Non solo l’immunoterapia, ma anche diverse piccole molecole hanno dimostrato risultati incoraggianti in due “Big Killer”, come il carcinoma polmonare ed il carcinoma mammario. Nei pazienti con adenocarcinoma polmonare con mutazioni dell’EGFR, la strategia terapeutica potrebbe presto arricchirsi di due nuove molecole, Rociletinib e AZD9291, due agenti orali che hanno dimostrato di essere attivi anche in pazienti non più responsivi alle terapie standard ed anche in presenza di metastasi cerebrali. Risultati estremamente incoraggianti sono stati riportati inoltre nello studio Paloma 3 con il Palbociclib, un inibitore delle cicline (molecole chiave nel controllo del ciclo cellulare) nel trattamento del carcinoma mammario avanzato endocrino-resistente in associazione all’antagonista del recettore estrogenico Fulvestrant.
Diversi centri oncologici italiani sono coinvolti in studi con questi nuovi inibitori delle cicline nel trattamento del carcinoma mammario ormono-positivo, come sottolinea il Prof. Adamo, tra cui il Centro Oncologico del Papardo, ed è questa una importante opportunità terapeutica per le pazienti del nostro territorio di usufruire di una promettente ed innovativa classe di agenti biologici.
Non solo nuovi ed innovativi farmaci, ma anche farmaci già presenti in commercio hanno ricevuto nuova linfa dagli studi attualmente in corso in tutto il mondo.

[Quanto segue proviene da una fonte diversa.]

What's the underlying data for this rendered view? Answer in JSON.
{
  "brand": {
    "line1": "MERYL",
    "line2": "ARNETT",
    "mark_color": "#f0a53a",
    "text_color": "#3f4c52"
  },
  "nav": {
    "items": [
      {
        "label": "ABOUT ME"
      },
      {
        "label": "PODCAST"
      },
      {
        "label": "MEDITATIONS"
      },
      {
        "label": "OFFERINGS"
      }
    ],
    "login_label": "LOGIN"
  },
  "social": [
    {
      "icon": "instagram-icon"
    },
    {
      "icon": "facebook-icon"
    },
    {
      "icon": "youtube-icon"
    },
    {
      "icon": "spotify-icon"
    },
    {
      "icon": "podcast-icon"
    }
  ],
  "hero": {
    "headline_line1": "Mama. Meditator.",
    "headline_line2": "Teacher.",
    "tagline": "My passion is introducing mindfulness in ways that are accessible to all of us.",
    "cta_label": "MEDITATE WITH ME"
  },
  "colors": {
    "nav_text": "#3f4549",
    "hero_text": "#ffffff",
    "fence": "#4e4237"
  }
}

Ad esempio, l’impiego dell’acido zoledronico, farmaco già in uso da molti anni per il trattamento delle metastasi ossee da tumori solidi potrebbe essere modificato alla luce dello studio CALGB 70604 che ha dimostrato come l’impiego di una schedula meno intensiva di quella attualmente in uso (ogni 12 settimane anziché 4) sia associato a risultati sovrapponibili. Studi in corso, tra cui lo studio italiano ZEN a cui aderisce anche l’Oncologia del Papardo, dimostreranno se questa strategia sarà quella vincente, con innegabili vantaggi per la salute dei pazienti ed il contenimento della spesa sanitaria.